Monday, August 15, 2011

Quiet offseason a risky business for Browns' front office

Heckert, Shurmur and Holmgren...Cleveland's new hope.
The Browns' workmanlike performance during the first quarter Saturday night was nice to see, even if the preseason is a dull and virtually meaningless exercise that the NFL has the gall to charge good money for.

But if you were looking for progress I guess we saw some in the small sample size of a couple of possessions. The offense, led by Colt McCoy and his much-maligned receiving corps, looked crisp in scoring two touchdowns, albeit against a vanilla Packers' defense without the services of cornerback Charles Woodson. The Browns' defensive first-team, meanwhile, forced a punt on one possession and got burned by Aaron Rodgers on another.

There were unsurprisingly no clear answers to be gleaned from this first bit of post-lockout competitive football. It was fun seeing the guys on the field again. Even the predictable tedium of the preseason has a certain feeling of well-worn comfort to it. After all, people don't watch practice games to get stressed out. We save our sweaty palms and rapid heartbeats for the regular season, and hopefully for heights far beyond anything this town has seen since about 1989.

It's no great leap to say the Browns are probably not going to reach those heights this season. The front office's curious inactivity during an otherwise frenzied free agency period practically shouts the dreaded phrase that no Browns fan wants to hear, and that phrase is "developmental year."

That innocuous little expression means sticking with Brian Robiskie, Mo Massaquoi and Greg Little at wide receiver instead of making a play for a solid veteran like Lee Evans, whom the Ravens picked up for a fourth-round bag of chips this past weekend.

It's easy (and fun) to get annoyed by the Browns' quiet offseason. Fans look at this team on paper and see holes all over the field. But GM Tom Heckert apparently sees an opportunity for young draftees like Greg Little and Phil Taylor to become part of a core nucleus. For a team with dim playoff aspirations, why throw out a future draft pick on a guy like Evans, who is not going to make a marked post-season impact on this roster?

Such seems to the front office's logic, anyway, and I guess us fans are going to have to deal. The league's best teams are built through the draft, using free agency and trades to add complimentary pieces. Think about how much cheese Dan Snyder has dumped on the market's best free agents over the years, only to get minuscule returns on Sunday.
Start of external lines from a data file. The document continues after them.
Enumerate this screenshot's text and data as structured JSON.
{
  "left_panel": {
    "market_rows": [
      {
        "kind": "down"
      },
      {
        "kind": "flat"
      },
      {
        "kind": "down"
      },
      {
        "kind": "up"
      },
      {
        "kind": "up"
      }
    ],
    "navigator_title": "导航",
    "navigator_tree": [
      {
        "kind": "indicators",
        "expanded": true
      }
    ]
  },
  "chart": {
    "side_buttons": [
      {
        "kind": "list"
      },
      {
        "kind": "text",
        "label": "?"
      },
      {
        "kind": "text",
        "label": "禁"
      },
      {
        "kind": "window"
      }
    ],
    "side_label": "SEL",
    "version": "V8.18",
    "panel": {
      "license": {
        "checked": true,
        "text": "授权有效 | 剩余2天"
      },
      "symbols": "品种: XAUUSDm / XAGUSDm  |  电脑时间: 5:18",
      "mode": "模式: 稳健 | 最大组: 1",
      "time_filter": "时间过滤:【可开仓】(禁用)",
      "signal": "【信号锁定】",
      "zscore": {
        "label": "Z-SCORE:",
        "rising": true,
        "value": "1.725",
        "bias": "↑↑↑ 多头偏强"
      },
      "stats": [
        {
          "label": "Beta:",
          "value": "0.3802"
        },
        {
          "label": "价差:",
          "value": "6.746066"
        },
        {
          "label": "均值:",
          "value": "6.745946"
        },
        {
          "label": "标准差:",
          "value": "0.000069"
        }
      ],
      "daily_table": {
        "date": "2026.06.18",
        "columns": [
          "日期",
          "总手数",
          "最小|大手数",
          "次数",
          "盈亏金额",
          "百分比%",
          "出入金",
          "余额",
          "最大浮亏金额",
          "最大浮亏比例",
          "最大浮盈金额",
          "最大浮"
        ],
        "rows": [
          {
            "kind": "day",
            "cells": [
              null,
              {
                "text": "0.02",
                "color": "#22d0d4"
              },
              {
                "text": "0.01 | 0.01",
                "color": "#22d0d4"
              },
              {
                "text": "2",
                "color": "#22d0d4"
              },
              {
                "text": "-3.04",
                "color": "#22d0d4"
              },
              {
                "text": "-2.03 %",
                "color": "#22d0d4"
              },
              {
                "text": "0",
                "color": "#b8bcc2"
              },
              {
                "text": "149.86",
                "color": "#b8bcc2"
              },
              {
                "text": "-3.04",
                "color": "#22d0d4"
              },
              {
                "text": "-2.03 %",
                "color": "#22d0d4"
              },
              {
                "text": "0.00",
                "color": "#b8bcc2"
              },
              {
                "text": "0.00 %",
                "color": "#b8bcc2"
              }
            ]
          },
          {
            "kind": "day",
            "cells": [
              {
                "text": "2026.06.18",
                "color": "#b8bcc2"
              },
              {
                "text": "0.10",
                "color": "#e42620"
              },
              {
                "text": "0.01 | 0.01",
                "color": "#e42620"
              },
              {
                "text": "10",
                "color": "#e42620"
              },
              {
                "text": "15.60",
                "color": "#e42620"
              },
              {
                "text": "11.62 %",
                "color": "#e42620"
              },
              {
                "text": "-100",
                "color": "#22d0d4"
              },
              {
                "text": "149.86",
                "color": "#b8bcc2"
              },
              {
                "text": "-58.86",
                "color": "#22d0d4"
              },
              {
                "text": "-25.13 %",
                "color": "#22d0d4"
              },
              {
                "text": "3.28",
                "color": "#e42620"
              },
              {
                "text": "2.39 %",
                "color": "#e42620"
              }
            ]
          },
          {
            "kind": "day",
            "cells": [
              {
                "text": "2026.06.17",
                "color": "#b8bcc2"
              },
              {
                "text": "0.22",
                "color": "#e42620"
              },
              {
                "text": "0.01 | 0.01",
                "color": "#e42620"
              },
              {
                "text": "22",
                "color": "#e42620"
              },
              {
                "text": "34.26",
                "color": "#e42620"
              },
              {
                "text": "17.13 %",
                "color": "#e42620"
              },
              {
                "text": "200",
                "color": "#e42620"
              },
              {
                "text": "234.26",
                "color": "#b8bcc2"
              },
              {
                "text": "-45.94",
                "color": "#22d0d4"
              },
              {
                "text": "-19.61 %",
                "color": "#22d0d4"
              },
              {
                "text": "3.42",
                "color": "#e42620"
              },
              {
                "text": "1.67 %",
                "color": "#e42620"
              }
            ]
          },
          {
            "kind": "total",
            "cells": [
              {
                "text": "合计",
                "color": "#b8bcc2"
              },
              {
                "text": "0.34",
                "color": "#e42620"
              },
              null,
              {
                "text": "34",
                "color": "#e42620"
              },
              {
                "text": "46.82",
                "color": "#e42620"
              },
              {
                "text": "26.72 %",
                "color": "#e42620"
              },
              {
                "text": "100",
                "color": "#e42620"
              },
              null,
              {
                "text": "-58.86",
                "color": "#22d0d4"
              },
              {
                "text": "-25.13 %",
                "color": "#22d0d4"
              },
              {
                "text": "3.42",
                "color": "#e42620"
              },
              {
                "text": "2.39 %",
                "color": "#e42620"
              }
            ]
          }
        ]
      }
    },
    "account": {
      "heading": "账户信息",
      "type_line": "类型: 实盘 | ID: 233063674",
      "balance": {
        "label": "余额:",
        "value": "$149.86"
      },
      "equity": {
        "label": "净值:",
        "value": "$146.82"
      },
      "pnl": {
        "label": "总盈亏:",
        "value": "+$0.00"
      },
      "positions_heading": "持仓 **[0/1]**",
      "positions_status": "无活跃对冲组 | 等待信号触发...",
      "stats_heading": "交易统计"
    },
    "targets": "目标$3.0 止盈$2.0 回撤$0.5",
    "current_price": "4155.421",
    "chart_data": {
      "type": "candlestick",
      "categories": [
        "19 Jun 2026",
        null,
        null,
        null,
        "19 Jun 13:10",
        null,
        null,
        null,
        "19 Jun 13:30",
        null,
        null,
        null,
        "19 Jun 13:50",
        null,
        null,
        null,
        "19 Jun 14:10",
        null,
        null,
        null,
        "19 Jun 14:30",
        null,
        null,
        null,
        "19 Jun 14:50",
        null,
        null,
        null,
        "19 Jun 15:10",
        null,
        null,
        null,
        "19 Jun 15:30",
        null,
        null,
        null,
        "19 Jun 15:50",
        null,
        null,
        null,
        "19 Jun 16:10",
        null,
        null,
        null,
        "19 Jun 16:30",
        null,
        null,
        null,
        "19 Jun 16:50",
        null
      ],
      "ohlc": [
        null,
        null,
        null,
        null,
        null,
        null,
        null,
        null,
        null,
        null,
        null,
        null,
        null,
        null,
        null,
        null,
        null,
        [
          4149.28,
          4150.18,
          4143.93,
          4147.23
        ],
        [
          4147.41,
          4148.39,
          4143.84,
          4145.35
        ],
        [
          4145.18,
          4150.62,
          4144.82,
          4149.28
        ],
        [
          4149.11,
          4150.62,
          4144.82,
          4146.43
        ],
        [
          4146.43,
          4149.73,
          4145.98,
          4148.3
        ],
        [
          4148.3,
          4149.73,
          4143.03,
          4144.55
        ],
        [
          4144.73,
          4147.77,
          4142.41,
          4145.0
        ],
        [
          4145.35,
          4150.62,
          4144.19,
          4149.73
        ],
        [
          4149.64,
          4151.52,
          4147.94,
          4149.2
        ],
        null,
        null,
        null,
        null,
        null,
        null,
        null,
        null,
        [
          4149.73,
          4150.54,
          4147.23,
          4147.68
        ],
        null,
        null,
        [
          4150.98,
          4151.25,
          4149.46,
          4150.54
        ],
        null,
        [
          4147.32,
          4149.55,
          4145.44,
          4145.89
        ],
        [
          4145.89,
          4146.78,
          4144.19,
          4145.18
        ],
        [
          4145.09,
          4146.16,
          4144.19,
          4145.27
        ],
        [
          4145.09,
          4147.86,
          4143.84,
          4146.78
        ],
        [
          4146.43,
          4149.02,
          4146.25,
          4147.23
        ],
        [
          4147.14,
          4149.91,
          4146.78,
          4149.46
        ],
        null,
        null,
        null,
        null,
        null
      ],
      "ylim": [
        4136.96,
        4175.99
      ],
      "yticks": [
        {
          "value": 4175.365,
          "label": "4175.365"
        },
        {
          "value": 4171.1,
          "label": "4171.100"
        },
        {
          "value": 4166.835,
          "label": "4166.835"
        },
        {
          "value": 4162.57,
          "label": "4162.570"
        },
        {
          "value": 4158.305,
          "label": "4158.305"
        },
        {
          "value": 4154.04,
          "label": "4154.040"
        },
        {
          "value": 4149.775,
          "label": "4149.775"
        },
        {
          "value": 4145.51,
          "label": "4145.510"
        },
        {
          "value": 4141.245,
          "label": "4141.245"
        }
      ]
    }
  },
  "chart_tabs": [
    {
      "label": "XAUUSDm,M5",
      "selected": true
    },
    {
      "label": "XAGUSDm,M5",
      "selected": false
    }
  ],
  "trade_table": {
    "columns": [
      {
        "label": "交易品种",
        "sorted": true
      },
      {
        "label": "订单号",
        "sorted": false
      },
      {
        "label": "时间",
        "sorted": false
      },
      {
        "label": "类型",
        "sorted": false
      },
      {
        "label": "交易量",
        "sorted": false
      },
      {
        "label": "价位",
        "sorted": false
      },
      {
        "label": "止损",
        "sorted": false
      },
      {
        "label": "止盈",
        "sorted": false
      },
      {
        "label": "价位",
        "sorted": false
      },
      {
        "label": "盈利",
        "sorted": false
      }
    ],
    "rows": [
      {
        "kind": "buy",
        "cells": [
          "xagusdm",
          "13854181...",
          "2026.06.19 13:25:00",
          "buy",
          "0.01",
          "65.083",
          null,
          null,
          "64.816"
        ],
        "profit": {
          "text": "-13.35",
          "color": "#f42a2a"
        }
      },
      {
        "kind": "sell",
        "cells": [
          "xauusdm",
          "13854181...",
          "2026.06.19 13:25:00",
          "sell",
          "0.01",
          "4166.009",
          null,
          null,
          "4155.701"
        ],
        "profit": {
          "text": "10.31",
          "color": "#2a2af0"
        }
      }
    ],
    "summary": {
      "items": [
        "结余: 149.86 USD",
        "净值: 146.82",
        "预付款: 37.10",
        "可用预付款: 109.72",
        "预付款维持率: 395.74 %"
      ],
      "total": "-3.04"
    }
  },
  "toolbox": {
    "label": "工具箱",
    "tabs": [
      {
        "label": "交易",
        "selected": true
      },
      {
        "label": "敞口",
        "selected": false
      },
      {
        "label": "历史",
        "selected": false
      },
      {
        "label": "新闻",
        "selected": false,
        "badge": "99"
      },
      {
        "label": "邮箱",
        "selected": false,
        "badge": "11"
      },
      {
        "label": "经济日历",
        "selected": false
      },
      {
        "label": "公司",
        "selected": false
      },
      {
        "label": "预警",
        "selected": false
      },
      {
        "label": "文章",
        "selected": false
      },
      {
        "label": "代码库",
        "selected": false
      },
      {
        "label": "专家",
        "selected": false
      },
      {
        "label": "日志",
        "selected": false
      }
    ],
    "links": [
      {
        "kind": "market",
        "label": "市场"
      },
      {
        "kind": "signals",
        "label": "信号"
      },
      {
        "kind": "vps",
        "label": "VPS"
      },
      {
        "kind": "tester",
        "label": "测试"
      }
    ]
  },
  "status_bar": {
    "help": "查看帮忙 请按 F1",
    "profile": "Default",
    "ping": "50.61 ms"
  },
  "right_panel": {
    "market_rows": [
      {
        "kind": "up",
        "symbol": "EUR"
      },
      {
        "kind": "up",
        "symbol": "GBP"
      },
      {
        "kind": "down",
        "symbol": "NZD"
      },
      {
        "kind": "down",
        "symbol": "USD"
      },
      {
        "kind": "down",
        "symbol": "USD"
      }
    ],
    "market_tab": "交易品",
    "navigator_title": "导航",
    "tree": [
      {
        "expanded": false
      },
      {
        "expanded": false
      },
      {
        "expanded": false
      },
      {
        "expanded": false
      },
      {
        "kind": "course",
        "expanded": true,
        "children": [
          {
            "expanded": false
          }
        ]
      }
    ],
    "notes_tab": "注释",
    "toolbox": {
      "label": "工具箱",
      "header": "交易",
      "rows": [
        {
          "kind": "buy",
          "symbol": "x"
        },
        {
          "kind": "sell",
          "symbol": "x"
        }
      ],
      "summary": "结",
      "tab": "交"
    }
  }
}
I'm not saying I necessarily like the direction the Browns have gone, but I do understand it. New coaching staff, new schemes, new quarterback - we've seen this movie before, a sweeping epic called "Franchise of the Perpetual Rebuild." Until the Browns are able to cultivate some stars of their own, they're going to be stuck making the same shitty straight-to-DVD sequels they've been releasing annually for the last decade.

Heckert and team president Mike Holmgren have A Plan in Place. But skipping free agency puts crosshairs directly on the 2011 draft class, meaning incremental or heaven forbid backwards progress and another five-win season will tighten the screws considerably, Plan or no Plan.

Next year has to be a playoff year for this front office. Gone are the days of the Belichickean five-year rebuild. Another draft class coupled with an active free agency period, and the pudding will have its proof.

Because it's just beyond boring rehashing the same storylines with this team. It's not enough to have football back from the precipice of lockout hell. We've had it back since 1999. We want good football, damn it, and we want it soon. To Holmgren and Heckert all I have to say is, You better be right.